I'm interrested in making computer simulation but I've run into rather physics oriented problem. I have to choose how to propagate my wave. Though I've found technique called FDTD (finite-difference time-domain), I could find only explanations how to work with this method while solving electromagnetic waves but I'm more interested in mechanical waves - water, earth,...
So there's first problem. EM waves are nicely discribed with Maxwells equations, but I couldn't find anything like that for mechanical ones. Only equation I could find is $y = A \sin(k x - \omega t + O)$. This is fine, one can choose a distance and a time and he gets height of that point (considering that we are working on a plane). But doesn't wave gets also damped - in time as well as distance? And what formula describes this?

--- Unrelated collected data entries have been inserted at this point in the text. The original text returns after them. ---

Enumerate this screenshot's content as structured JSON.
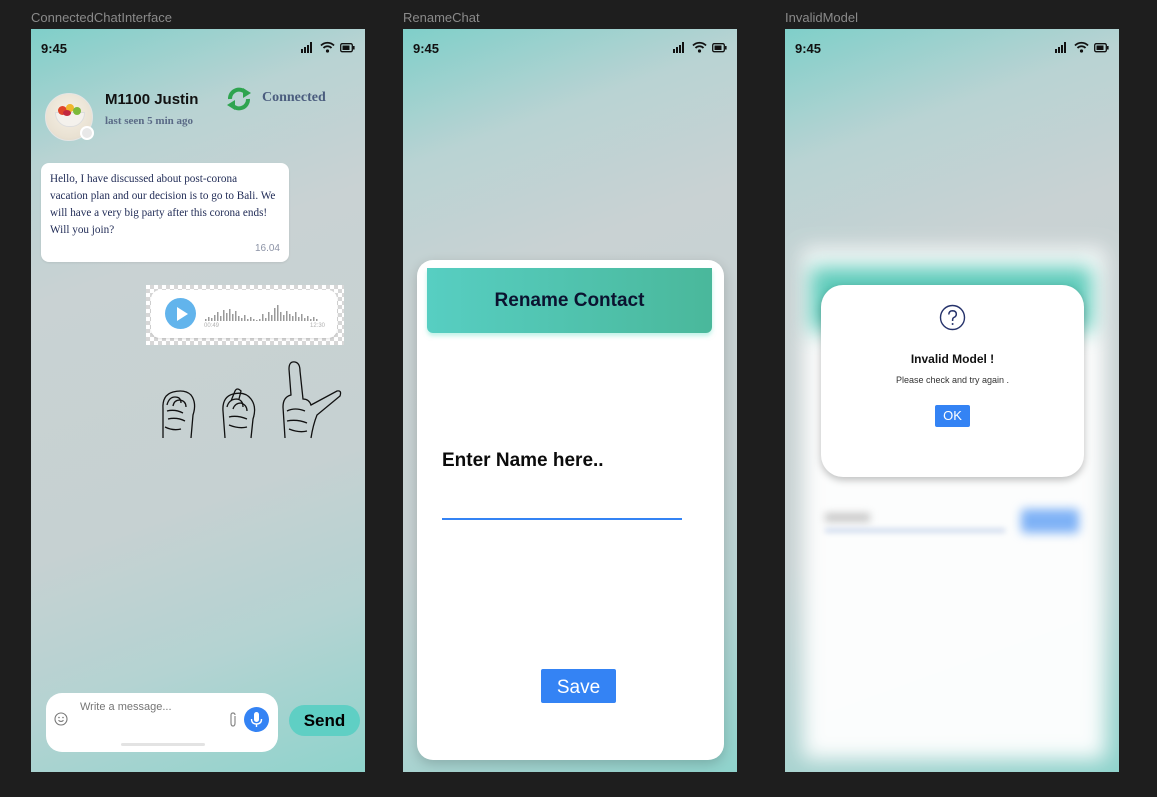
{
  "frames": {
    "chat": "ConnectedChatInterface",
    "rename": "RenameChat",
    "invalid": "InvalidModel"
  },
  "status_bar": {
    "time": "9:45"
  },
  "chat": {
    "contact_name": "M1100 Justin",
    "last_seen": "last seen 5 min ago",
    "status": "Connected",
    "message": {
      "text": "Hello, I have discussed about post-corona vacation plan and our decision is to go to Bali. We will have a very big party after this corona ends! Will you join?",
      "time": "16.04"
    },
    "voice_note": {
      "elapsed": "00:49",
      "duration": "12:30"
    },
    "composer": {
      "placeholder": "Write a message..."
    },
    "send_label": "Send"
  },
  "rename": {
    "title": "Rename Contact",
    "field_label": "Enter Name  here..",
    "save_label": "Save"
  },
  "invalid": {
    "title": "Invalid Model !",
    "message": "Please check and try again .",
    "ok_label": "OK"
  },
  "colors": {
    "primary_blue": "#3483f4",
    "teal": "#5fcfc4",
    "connected_green": "#2ea44f",
    "background": "#1e1e1e"
  },
  "icons": [
    "signal-icon",
    "wifi-icon",
    "battery-icon",
    "sync-icon",
    "play-icon",
    "smile-icon",
    "paperclip-icon",
    "mic-icon",
    "question-icon",
    "hand-sign-icon"
  ]
}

And the second part of a question - in school I was teached a propagation theory called Huygens principle, and it goes like: at every point where wave envelope propagate it creates elementary waves, and frontface of those again create envelope. I don't fully understand how it should be imagined, because creating waves all around a circle like on this image: http://kr.cs.ait.ac.th/~radok/physics/fig300.jpg (sorry, but I got a little problem with tags..), there is nice envelope but inside of that is mess of curves that would gave us interference. So it's just a model and we don't care what's inside as long as we have envelope, or am I missing something?
And as I said, I'm creating computer simulation and propagating wave like that would be probably slow, so is there any other theory on how wave propagates or this is the best and most used one?